Grande parte do mérito de O Mauritano, aliás, vem da compreensão de que, embora todos os seus personagens habitem esse mosaico opressivo, se vejam impotentes diante dele e operem para tentar mudá-lo, a história tem um protagonista específico, e, recaindo sobre ele os desdobramentos mais cruéis de todo esse quadro complexo, é sua experiência que deve ser privilegiada. Ilustrativa dessa consciência e particularmente representativa da perversão contida em toda a lógica representada no filme é a cena em que Nancy e Stuart conversam em um bar contíguo à loja de souvenirs – sim, souvenirs – da prisão de Guantánamo, pondo em choque suas diferentes visões em abstrato sobre a natureza e o destino do local, enquanto, lá dentro, Slahi e vários outros seguem sendo submetidos a toda sorte de condições desumanizantes.
É verdade que, em alguma medida, ainda que lateralmente, perpassa o filme a ideia de heroísmo individual dos “obstinados americanos” que tentam corrigir as “falhas” do sistema de justiça de seu país, o que encurta o escopo crítico da obra ao relegar as mazelas retratadas a um problemático status tópico e acidental de “mal funcionamento das instituições”.

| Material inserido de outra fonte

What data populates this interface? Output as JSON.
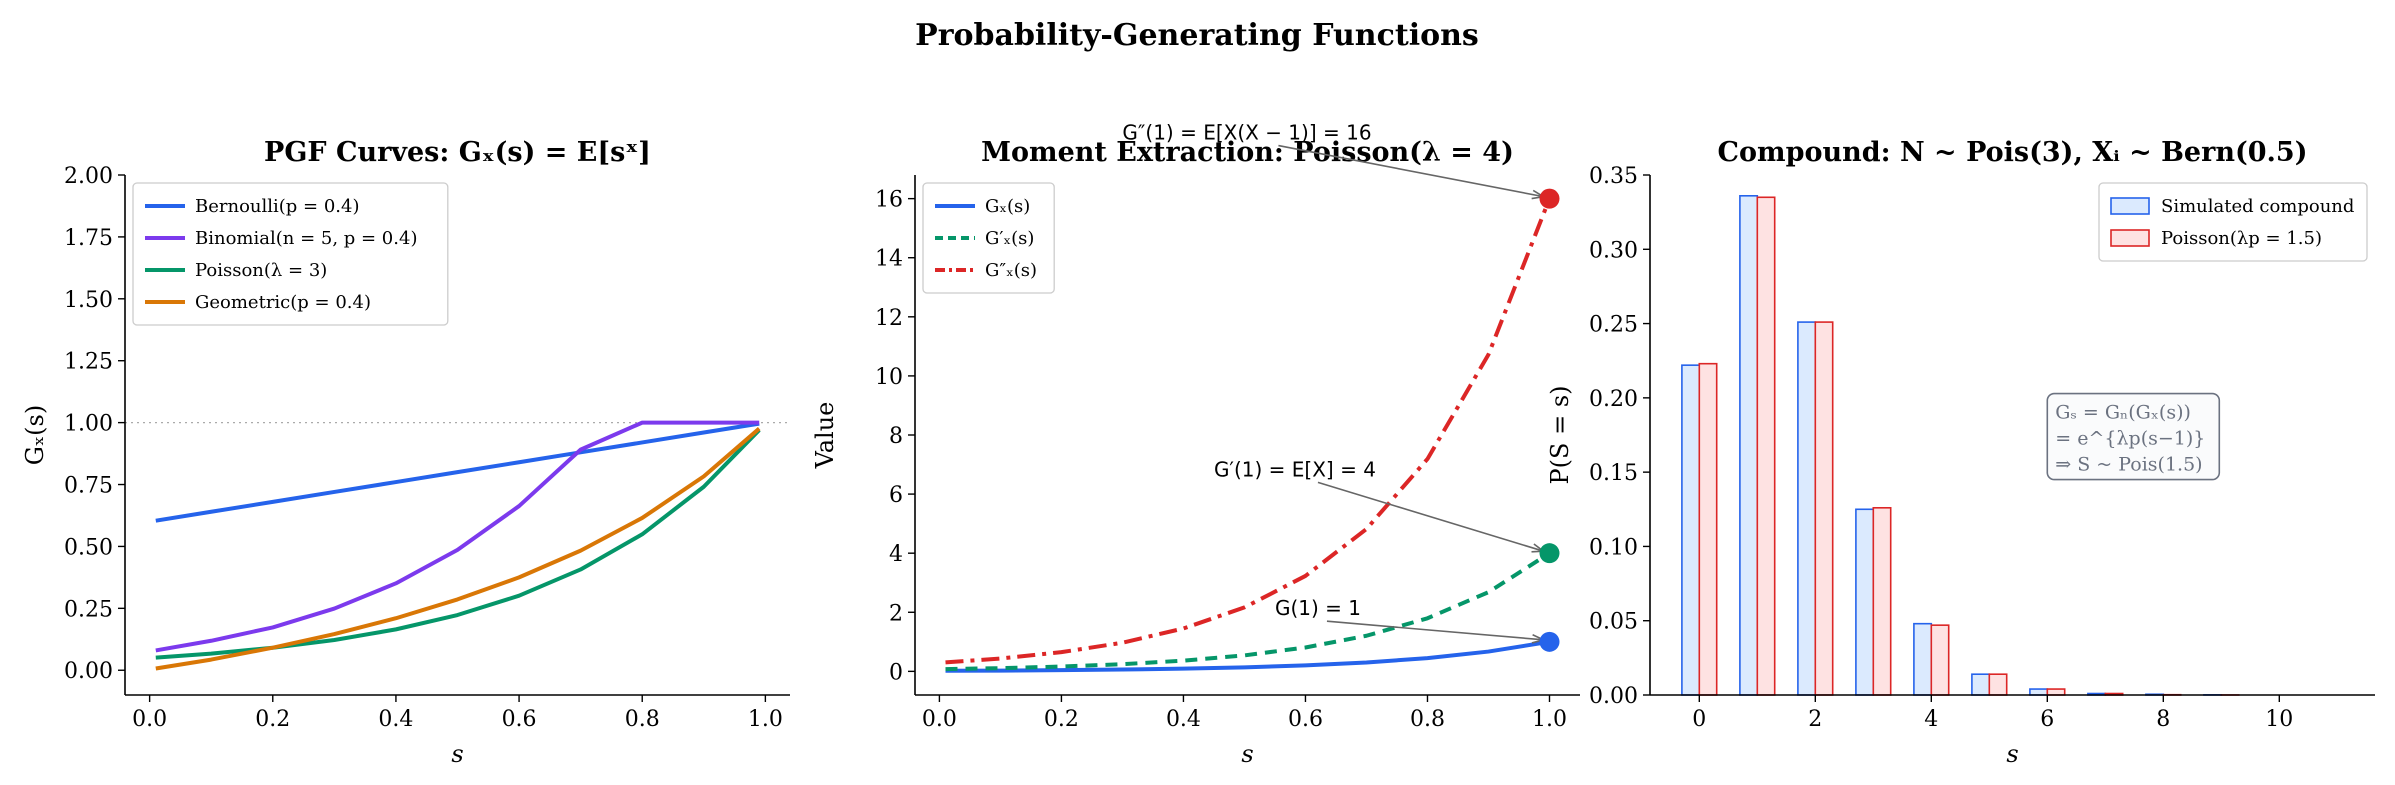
{
  "figure": {
    "suptitle": "Probability-Generating Functions"
  },
  "chart_data": [
    {
      "type": "line",
      "title": "PGF Curves: Gₓ(s) = E[sˣ]",
      "xlabel": "s",
      "ylabel": "Gₓ(s)",
      "xlim": [
        -0.04,
        1.04
      ],
      "ylim": [
        -0.1,
        2.0
      ],
      "xticks": [
        0.0,
        0.2,
        0.4,
        0.6,
        0.8,
        1.0
      ],
      "xtick_labels": [
        "0.0",
        "0.2",
        "0.4",
        "0.6",
        "0.8",
        "1.0"
      ],
      "yticks": [
        0.0,
        0.25,
        0.5,
        0.75,
        1.0,
        1.25,
        1.5,
        1.75,
        2.0
      ],
      "ytick_labels": [
        "0.00",
        "0.25",
        "0.50",
        "0.75",
        "1.00",
        "1.25",
        "1.50",
        "1.75",
        "2.00"
      ],
      "reference_line": {
        "y": 1.0,
        "style": "dotted",
        "color": "#aaaaaa"
      },
      "legend_position": "top-left",
      "series": [
        {
          "name": "Bernoulli(p = 0.4)",
          "color": "#2563eb",
          "x": [
            0.01,
            0.1,
            0.2,
            0.3,
            0.4,
            0.5,
            0.6,
            0.7,
            0.8,
            0.9,
            0.99
          ],
          "y": [
            0.604,
            0.64,
            0.68,
            0.72,
            0.76,
            0.8,
            0.84,
            0.88,
            0.92,
            0.96,
            0.996
          ]
        },
        {
          "name": "Binomial(n = 5, p = 0.4)",
          "color": "#7c3aed",
          "x": [
            0.01,
            0.1,
            0.2,
            0.3,
            0.4,
            0.5,
            0.6,
            0.7,
            0.8,
            0.9,
            0.99
          ],
          "y": [
            0.08,
            0.119,
            0.173,
            0.249,
            0.351,
            0.486,
            0.663,
            0.891,
            1.0,
            1.0,
            1.0
          ]
        },
        {
          "name": "Poisson(λ = 3)",
          "color": "#059669",
          "x": [
            0.01,
            0.1,
            0.2,
            0.3,
            0.4,
            0.5,
            0.6,
            0.7,
            0.8,
            0.9,
            0.99
          ],
          "y": [
            0.051,
            0.067,
            0.091,
            0.122,
            0.165,
            0.223,
            0.301,
            0.407,
            0.549,
            0.741,
            0.97
          ]
        },
        {
          "name": "Geometric(p = 0.4)",
          "color": "#d97706",
          "x": [
            0.01,
            0.1,
            0.2,
            0.3,
            0.4,
            0.5,
            0.6,
            0.7,
            0.8,
            0.9,
            0.99
          ],
          "y": [
            0.007,
            0.043,
            0.091,
            0.146,
            0.21,
            0.286,
            0.375,
            0.483,
            0.615,
            0.783,
            0.976
          ]
        }
      ]
    },
    {
      "type": "line",
      "title": "Moment Extraction: Poisson(λ = 4)",
      "xlabel": "s",
      "ylabel": "Value",
      "xlim": [
        -0.04,
        1.05
      ],
      "ylim": [
        -0.8,
        16.8
      ],
      "xticks": [
        0.0,
        0.2,
        0.4,
        0.6,
        0.8,
        1.0
      ],
      "xtick_labels": [
        "0.0",
        "0.2",
        "0.4",
        "0.6",
        "0.8",
        "1.0"
      ],
      "yticks": [
        0,
        2,
        4,
        6,
        8,
        10,
        12,
        14,
        16
      ],
      "ytick_labels": [
        "0",
        "2",
        "4",
        "6",
        "8",
        "10",
        "12",
        "14",
        "16"
      ],
      "legend_position": "top-left",
      "series": [
        {
          "name": "Gₓ(s)",
          "color": "#2563eb",
          "dash": "",
          "x": [
            0.01,
            0.1,
            0.2,
            0.3,
            0.4,
            0.5,
            0.6,
            0.7,
            0.8,
            0.9,
            1.0
          ],
          "y": [
            0.019,
            0.027,
            0.041,
            0.061,
            0.091,
            0.135,
            0.202,
            0.301,
            0.449,
            0.67,
            1.0
          ]
        },
        {
          "name": "G′ₓ(s)",
          "color": "#059669",
          "dash": "12,8",
          "x": [
            0.01,
            0.1,
            0.2,
            0.3,
            0.4,
            0.5,
            0.6,
            0.7,
            0.8,
            0.9,
            1.0
          ],
          "y": [
            0.076,
            0.109,
            0.163,
            0.243,
            0.363,
            0.541,
            0.808,
            1.205,
            1.797,
            2.681,
            4.0
          ]
        },
        {
          "name": "G″ₓ(s)",
          "color": "#dc2626",
          "dash": "18,7,4,7",
          "x": [
            0.01,
            0.1,
            0.2,
            0.3,
            0.4,
            0.5,
            0.6,
            0.7,
            0.8,
            0.9,
            1.0
          ],
          "y": [
            0.305,
            0.435,
            0.65,
            0.97,
            1.452,
            2.165,
            3.23,
            4.819,
            7.189,
            10.725,
            16.0
          ]
        }
      ],
      "markers": [
        {
          "x": 1.0,
          "y": 1.0,
          "color": "#2563eb"
        },
        {
          "x": 1.0,
          "y": 4.0,
          "color": "#059669"
        },
        {
          "x": 1.0,
          "y": 16.0,
          "color": "#dc2626"
        }
      ],
      "annotations": [
        {
          "text": "G(1) = 1",
          "target_x": 1.0,
          "target_y": 1.0,
          "text_x": 0.55,
          "text_y": 1.9
        },
        {
          "text": "G′(1) = E[X] = 4",
          "target_x": 1.0,
          "target_y": 4.0,
          "text_x": 0.45,
          "text_y": 6.6
        },
        {
          "text": "G″(1) = E[X(X − 1)] = 16",
          "target_x": 1.0,
          "target_y": 16.0,
          "text_x": 0.3,
          "text_y": 18.0
        }
      ]
    },
    {
      "type": "bar",
      "title": "Compound: N ~ Pois(3), Xᵢ ~ Bern(0.5)",
      "xlabel": "s",
      "ylabel": "P(S = s)",
      "xlim": [
        -0.85,
        11.65
      ],
      "ylim": [
        0,
        0.35
      ],
      "xticks": [
        0,
        2,
        4,
        6,
        8,
        10
      ],
      "xtick_labels": [
        "0",
        "2",
        "4",
        "6",
        "8",
        "10"
      ],
      "yticks": [
        0.0,
        0.05,
        0.1,
        0.15,
        0.2,
        0.25,
        0.3,
        0.35
      ],
      "ytick_labels": [
        "0.00",
        "0.05",
        "0.10",
        "0.15",
        "0.20",
        "0.25",
        "0.30",
        "0.35"
      ],
      "legend_position": "top-right",
      "categories": [
        0,
        1,
        2,
        3,
        4,
        5,
        6,
        7,
        8,
        9,
        10,
        11
      ],
      "series": [
        {
          "name": "Simulated compound",
          "fill": "#dbeafe",
          "stroke": "#2563eb",
          "values": [
            0.222,
            0.336,
            0.251,
            0.125,
            0.048,
            0.014,
            0.004,
            0.001,
            0.0005,
            0.0001,
            0.0,
            0.0
          ]
        },
        {
          "name": "Poisson(λp = 1.5)",
          "fill": "#fee2e2",
          "stroke": "#dc2626",
          "values": [
            0.223,
            0.335,
            0.251,
            0.126,
            0.047,
            0.014,
            0.004,
            0.001,
            0.0002,
            3e-05,
            0.0,
            0.0
          ]
        }
      ],
      "info_box": {
        "lines": [
          "Gₛ = Gₙ(Gₓ(s))",
          "= e^{λp(s−1)}",
          "⇒ S ~ Pois(1.5)"
        ],
        "x": 6.0,
        "y": 0.18
      }
    }
  ]
}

Apesar disso, é tocante que ao fim da projeção, conforme rolam os créditos, superada a imersão e os apelos dramáticos mais imediatos do thriller a que se assistiu pelas últimas pouco mais de duas horas, faça-se a opção de exibir imagens documentais de Slahi retornando a sua casa e sendo recebido por família e amigos. É como um lembrete de que realmente importante no fim das contas, para além do gozo e do envolvimento proporcionados pela sessão, é o fato de que O Mauritano trata de um recorte na história de uma pessoa cuja vida segue para além do cinema.